Aging-related investigation in iPSCs derived from chimera newborns. (A) p16 and p53 expression in cardiac tissue of newborn chimera mice. Age-related p16 and p53 expression was detected in the cardiac tissues of chimera newborns and compared with that of WT C57BL/6-Tg (CAG-EGFP)1Osb/J mice of the following ages: newborns (WT NB), 2-month-old (WT 2 M), and 23-month-old (WT 23 M) mice. The expression of p16 was positive in both the B6 2 M and B6 23 M, whereas p53 expression was positive only in B6 23 M. Neither the WT nor the chimera newborns expressed p16 or p53. All the cardiac tissues were GFP positive. (B) Age-related changes in the average telomere length within the cardiac tissues of the WT C57BL/6-Tg (CAG-EGFP)1Osb/J newborns (WT NB), 2 M CA, and 18 M CA. Left: Total genomic DNA was isolated from the cardiac tissues and analyzed using real-time quantitative PCR. The single copy PO 36B4 gene was used to normalize the samples. Standard curve of 36B4 (gray) and telomere (black). Right: For each sample, the relative input amount of telomere DNA was divided by the relative input amount of 36B4 DNA. Each sample was run three times, and the results are reported as the ATLR. The ATLRs of the cardiac tissues from the WT newborns (WT NB; white), 2 M-iPSC-derived chimera newborns (2 M CA; gray) and 18 M-iPSC-derived chimera newborns (18 M CA; black) are shown. NS, nonsignificant; n = 3. ATLR, average telomere length ratio.

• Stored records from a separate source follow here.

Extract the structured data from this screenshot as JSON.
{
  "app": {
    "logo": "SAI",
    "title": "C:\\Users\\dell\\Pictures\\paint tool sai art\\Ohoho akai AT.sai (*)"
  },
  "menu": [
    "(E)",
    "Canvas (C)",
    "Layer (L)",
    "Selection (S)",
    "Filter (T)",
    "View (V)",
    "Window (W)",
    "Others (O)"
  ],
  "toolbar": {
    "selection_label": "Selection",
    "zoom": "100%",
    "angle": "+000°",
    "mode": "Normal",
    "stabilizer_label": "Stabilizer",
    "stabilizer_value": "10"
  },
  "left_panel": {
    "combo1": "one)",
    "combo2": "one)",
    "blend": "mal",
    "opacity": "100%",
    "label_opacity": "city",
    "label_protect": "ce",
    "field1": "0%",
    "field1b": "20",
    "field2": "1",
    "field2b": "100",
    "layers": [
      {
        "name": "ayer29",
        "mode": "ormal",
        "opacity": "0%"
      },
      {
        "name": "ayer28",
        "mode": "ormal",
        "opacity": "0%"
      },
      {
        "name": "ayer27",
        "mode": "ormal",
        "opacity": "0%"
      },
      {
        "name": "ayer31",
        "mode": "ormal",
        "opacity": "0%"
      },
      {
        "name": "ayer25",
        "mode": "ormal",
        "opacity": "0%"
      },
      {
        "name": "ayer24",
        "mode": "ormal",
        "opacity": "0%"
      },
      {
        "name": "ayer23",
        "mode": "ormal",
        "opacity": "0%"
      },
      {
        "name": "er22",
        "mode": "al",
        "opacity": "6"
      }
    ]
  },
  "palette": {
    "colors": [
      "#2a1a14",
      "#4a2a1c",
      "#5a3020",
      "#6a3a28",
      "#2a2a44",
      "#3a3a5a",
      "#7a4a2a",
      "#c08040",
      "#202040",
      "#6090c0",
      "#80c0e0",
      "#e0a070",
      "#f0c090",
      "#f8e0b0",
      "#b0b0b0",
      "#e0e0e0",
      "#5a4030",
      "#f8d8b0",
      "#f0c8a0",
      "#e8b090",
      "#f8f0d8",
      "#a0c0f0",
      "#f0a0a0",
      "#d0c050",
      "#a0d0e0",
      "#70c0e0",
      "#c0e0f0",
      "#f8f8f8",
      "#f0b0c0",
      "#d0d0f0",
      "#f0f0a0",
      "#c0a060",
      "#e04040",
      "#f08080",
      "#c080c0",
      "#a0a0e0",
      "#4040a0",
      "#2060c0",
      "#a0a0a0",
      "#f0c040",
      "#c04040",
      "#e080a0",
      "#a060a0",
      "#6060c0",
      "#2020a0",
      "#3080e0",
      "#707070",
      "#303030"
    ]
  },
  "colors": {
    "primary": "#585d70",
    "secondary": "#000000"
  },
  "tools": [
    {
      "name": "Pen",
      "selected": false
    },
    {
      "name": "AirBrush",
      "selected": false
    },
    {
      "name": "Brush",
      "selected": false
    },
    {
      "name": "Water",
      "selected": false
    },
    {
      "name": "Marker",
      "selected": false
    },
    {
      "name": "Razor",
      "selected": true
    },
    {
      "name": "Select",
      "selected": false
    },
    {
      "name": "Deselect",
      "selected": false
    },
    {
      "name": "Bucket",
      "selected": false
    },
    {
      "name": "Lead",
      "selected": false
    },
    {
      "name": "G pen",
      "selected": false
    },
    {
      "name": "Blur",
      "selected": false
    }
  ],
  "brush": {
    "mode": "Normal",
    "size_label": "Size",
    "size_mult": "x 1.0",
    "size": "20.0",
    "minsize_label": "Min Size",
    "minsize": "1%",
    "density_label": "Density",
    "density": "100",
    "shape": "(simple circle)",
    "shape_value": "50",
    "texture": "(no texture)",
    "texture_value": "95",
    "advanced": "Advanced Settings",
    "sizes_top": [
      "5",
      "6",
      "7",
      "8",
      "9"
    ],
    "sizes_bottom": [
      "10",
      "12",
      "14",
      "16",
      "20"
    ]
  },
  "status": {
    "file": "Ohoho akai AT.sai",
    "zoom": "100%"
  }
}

Telomere lengths were comparable in cardiac tissue from 2 M CA and 18 M CA newborns

Real-time PCR was applied to determine telomere lengths. Telomere shortening has traditionally been considered an important factor in aging.^20
–22 To measure age-related changes in telomere length in cardiac tissue from aged iPSC chimeras, we isolated genomic DNA from cardiac tissues collected from WT C57BL/6-Tg (CAG-EGFP)1Osb/J mice, 2 M CA and 18 M CA. The telomere length was analyzed via quantitative real-time PCR. The single-copy acidic ribosomal phosphoprotein PO 36B4 gene (36B4) was used to standardize our results (Fig. 3B, left). Although there were slight variations in telomere length between groups, we found no significant age-related change in the average telomere length in the aged iPSC chimera group (Fig. 3B, right).

Cardiac tissue derived from 18 M CA newborns exhibited no significant age-related changes

Mitochondrial gene expression and mitochondrial DNA deletions were analyzed using PCR, and the results showed that changes in mitochondrial gene expression (Mt-Nd1, Mt-co1, Mt-cytb) and mitochondrial DNA deletions (PL51/PL52 and PL85/PL86) in cardiac tissue could be tested during aging. The PL51/PL52 primers were used to determine the deletion of the CoIII and Nd3 sites, whereas the PL85/PL86 primers were used to determine the deletion of the 16sRNA site. We observed an increase in the prevalence of COIII and ND3 deletions in cardiac tissue isolated from adult WT mice relative to the WT newborns. The prevalence of these deletions increased further in the aged WT mice. An increase in the prevalence of 16sRNA deletions in the aged WT mice was also observed. Interestingly, we did not observe significant differences in mitochondrial gene expression or mitochondrial DNA deletions between the mitochondrial 2 M CA and 18 M CA, which indicated that at the nuclear level, cardiac tissue developed from rejuvenated 18 M iPSCs showed comparable mitochondrial DNA integration to that developed from 2 M iPSCs (Fig. 4A).

FIG. 4.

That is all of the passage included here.